Cadre noir et dépouillé – à défaut de parti pris esthétique fort – mais suffisamment signifiant, la mise en scène d’Éric Lacascade, sa première à l’opéra, s’annonce sous de bons auspices. C’est que contrairement à d’autres qui préfèrent laisser chanter, l’homme de théâtre n’abandonne jamais les interprètes sur le plateau. Mais ses intentions, telles qu’énoncées dans le programme, se heurtent à deux écueils, qui sont autant d’erreurs de débutant.
Son refus, d’abord, du hiératisme, qui est pourtant ce qui lui réussit le mieux, aboutit plus d’une fois à des gestes artificiels et forcés, voire caricaturaux. Conséquence inévitable de sa volonté « de suivre la ligne musicale pour trouver l’écriture scénique ». Car bouger en rythme n’a jamais été une bonne solution, tant pour les chœurs que pour les solistes – sauf peut-être, avec modération, dans certains ensembles de Rossini.
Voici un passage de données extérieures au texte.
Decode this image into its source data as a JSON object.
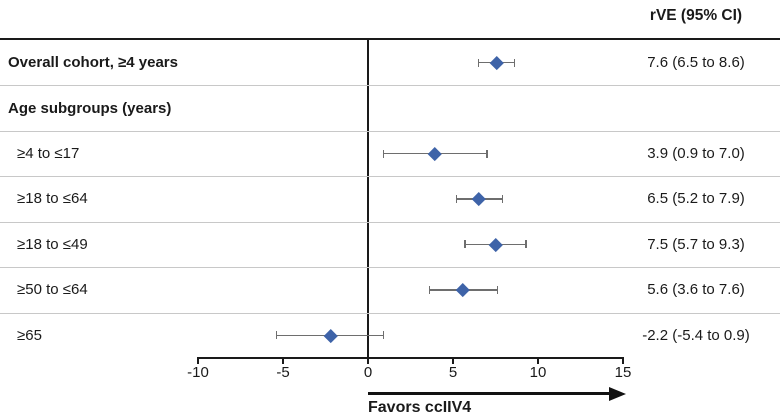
{
  "chart_data": {
    "type": "scatter",
    "subtype": "forest-plot",
    "value_column_header": "rVE (95% CI)",
    "favors_label": "Favors ccIIV4",
    "xlim": [
      -10,
      15
    ],
    "x_ticks": [
      -10,
      -5,
      0,
      5,
      10,
      15
    ],
    "reference_line_x": 0,
    "grid": "row-separators",
    "marker_shape": "diamond",
    "marker_color": "#3E63A8",
    "ci_color": "#6e6e6e",
    "separator_color": "#c8c8c8",
    "line_color": "#1a1a1a",
    "rows": [
      {
        "label": "Overall cohort, ≥4 years",
        "group": true,
        "estimate": 7.6,
        "ci_low": 6.5,
        "ci_high": 8.6,
        "value_label": "7.6 (6.5 to 8.6)"
      },
      {
        "label": "Age subgroups (years)",
        "group": true,
        "estimate": null,
        "ci_low": null,
        "ci_high": null,
        "value_label": ""
      },
      {
        "label": "≥4 to ≤17",
        "group": false,
        "estimate": 3.9,
        "ci_low": 0.9,
        "ci_high": 7.0,
        "value_label": "3.9 (0.9 to 7.0)"
      },
      {
        "label": "≥18 to ≤64",
        "group": false,
        "estimate": 6.5,
        "ci_low": 5.2,
        "ci_high": 7.9,
        "value_label": "6.5 (5.2 to 7.9)"
      },
      {
        "label": "≥18 to ≤49",
        "group": false,
        "estimate": 7.5,
        "ci_low": 5.7,
        "ci_high": 9.3,
        "value_label": "7.5 (5.7 to 9.3)"
      },
      {
        "label": "≥50 to ≤64",
        "group": false,
        "estimate": 5.6,
        "ci_low": 3.6,
        "ci_high": 7.6,
        "value_label": "5.6 (3.6 to 7.6)"
      },
      {
        "label": "≥65",
        "group": false,
        "estimate": -2.2,
        "ci_low": -5.4,
        "ci_high": 0.9,
        "value_label": "-2.2 (-5.4 to 0.9)"
      }
    ]
  }
}
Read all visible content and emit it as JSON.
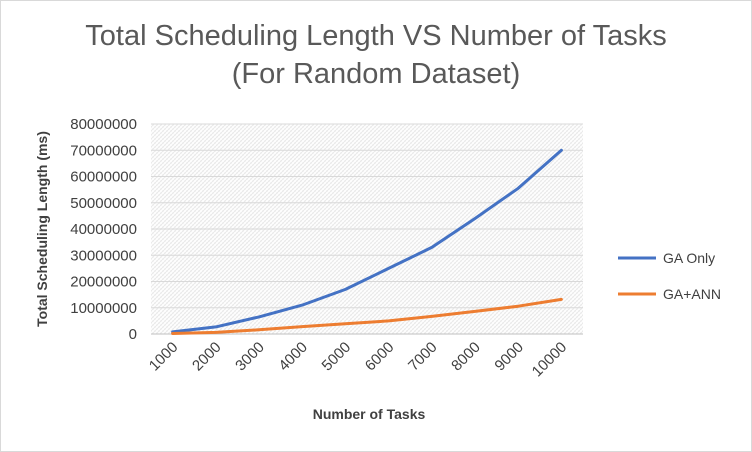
{
  "chart_data": {
    "type": "line",
    "title_line1": "Total Scheduling Length VS Number of Tasks",
    "title_line2": "(For Random Dataset)",
    "xlabel": "Number of Tasks",
    "ylabel": "Total Scheduling Length (ms)",
    "categories": [
      "1000",
      "2000",
      "3000",
      "4000",
      "5000",
      "6000",
      "7000",
      "8000",
      "9000",
      "10000"
    ],
    "ylim": [
      0,
      80000000
    ],
    "yticks": [
      0,
      10000000,
      20000000,
      30000000,
      40000000,
      50000000,
      60000000,
      70000000,
      80000000
    ],
    "ytick_labels": [
      "0",
      "10000000",
      "20000000",
      "30000000",
      "40000000",
      "50000000",
      "60000000",
      "70000000",
      "80000000"
    ],
    "grid": true,
    "legend_position": "right",
    "series": [
      {
        "name": "GA Only",
        "color": "#4472C4",
        "values": [
          800000,
          2700000,
          6500000,
          11000000,
          17000000,
          25000000,
          33000000,
          44000000,
          55500000,
          70000000
        ]
      },
      {
        "name": "GA+ANN",
        "color": "#ED7D31",
        "values": [
          200000,
          600000,
          1600000,
          2800000,
          3900000,
          5000000,
          6700000,
          8600000,
          10600000,
          13200000
        ]
      }
    ]
  }
}
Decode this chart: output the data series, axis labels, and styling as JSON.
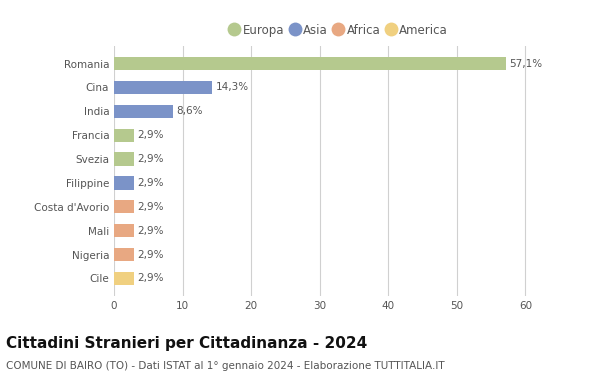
{
  "categories": [
    "Romania",
    "Cina",
    "India",
    "Francia",
    "Svezia",
    "Filippine",
    "Costa d'Avorio",
    "Mali",
    "Nigeria",
    "Cile"
  ],
  "values": [
    57.1,
    14.3,
    8.6,
    2.9,
    2.9,
    2.9,
    2.9,
    2.9,
    2.9,
    2.9
  ],
  "labels": [
    "57,1%",
    "14,3%",
    "8,6%",
    "2,9%",
    "2,9%",
    "2,9%",
    "2,9%",
    "2,9%",
    "2,9%",
    "2,9%"
  ],
  "colors": [
    "#b5c98e",
    "#7b93c8",
    "#7b93c8",
    "#b5c98e",
    "#b5c98e",
    "#7b93c8",
    "#e8a882",
    "#e8a882",
    "#e8a882",
    "#f0d080"
  ],
  "legend_labels": [
    "Europa",
    "Asia",
    "Africa",
    "America"
  ],
  "legend_colors": [
    "#b5c98e",
    "#7b93c8",
    "#e8a882",
    "#f0d080"
  ],
  "xlim": [
    0,
    63
  ],
  "xticks": [
    0,
    10,
    20,
    30,
    40,
    50,
    60
  ],
  "title": "Cittadini Stranieri per Cittadinanza - 2024",
  "subtitle": "COMUNE DI BAIRO (TO) - Dati ISTAT al 1° gennaio 2024 - Elaborazione TUTTITALIA.IT",
  "background_color": "#ffffff",
  "grid_color": "#d0d0d0",
  "bar_height": 0.55,
  "title_fontsize": 11,
  "subtitle_fontsize": 7.5,
  "label_fontsize": 7.5,
  "tick_fontsize": 7.5,
  "legend_fontsize": 8.5
}
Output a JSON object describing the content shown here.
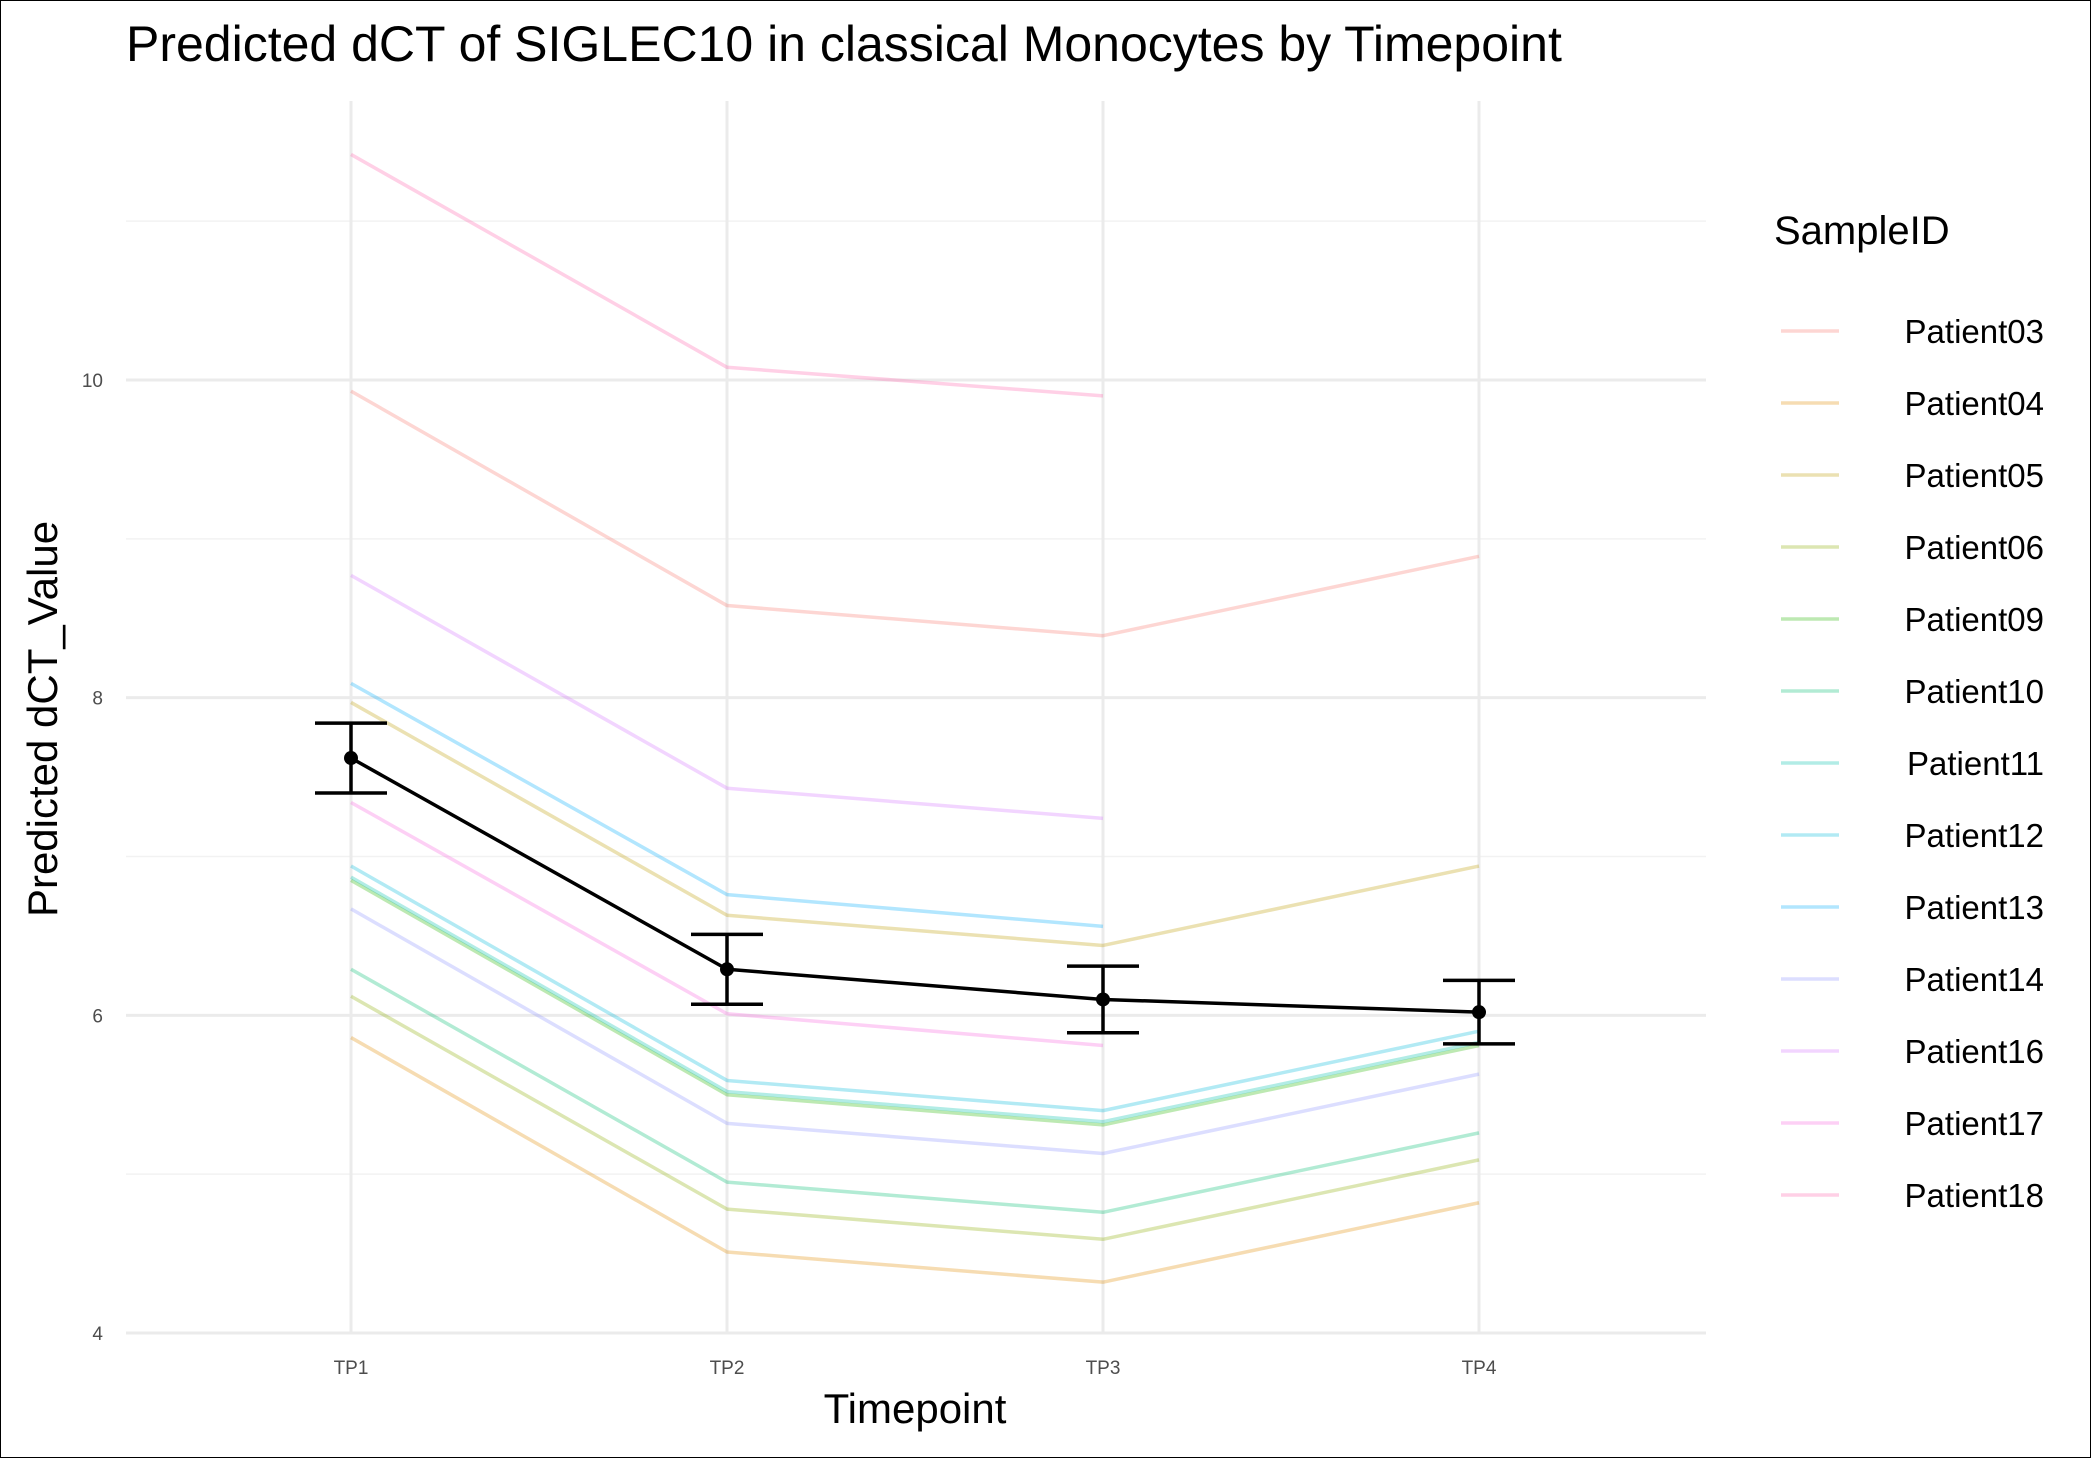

C’est en effet courir le risque de l’anecdotique, jusqu’à s’y fourvoyer lorsque la main humaine qui, se substituant à la foudre divine, rallume la flamme sacrée, transforme la tragédie en pièce à sauvetage – alors en vogue à l’Opéra Comique, mais non à l’Académie impériale de musique. Pour montrer que l’on n’est pas dupe des conventions, comme dans cette ultime course-poursuite qui récuse la fin heureuse par une dérision potache ?
Il faut donc tout l’art et la maîtrise de Jérémie Rhorer pour préserver l’entreprise sinon du désastre, du moins de la médiocrité. Le Cercle de l’Harmonie a fait preuve dans la même fosse de plus d’assurance et de consistance, mais son chef frappe une nouvelle fois par un sens des équilibres qui exalte, tantôt lyrique, ductile, tantôt incisif, la dynamique rythmique et sonore d’une partition qui, entre élans et beautés, mérite au répertoire la place qui est déjà la sienne dans l’Histoire.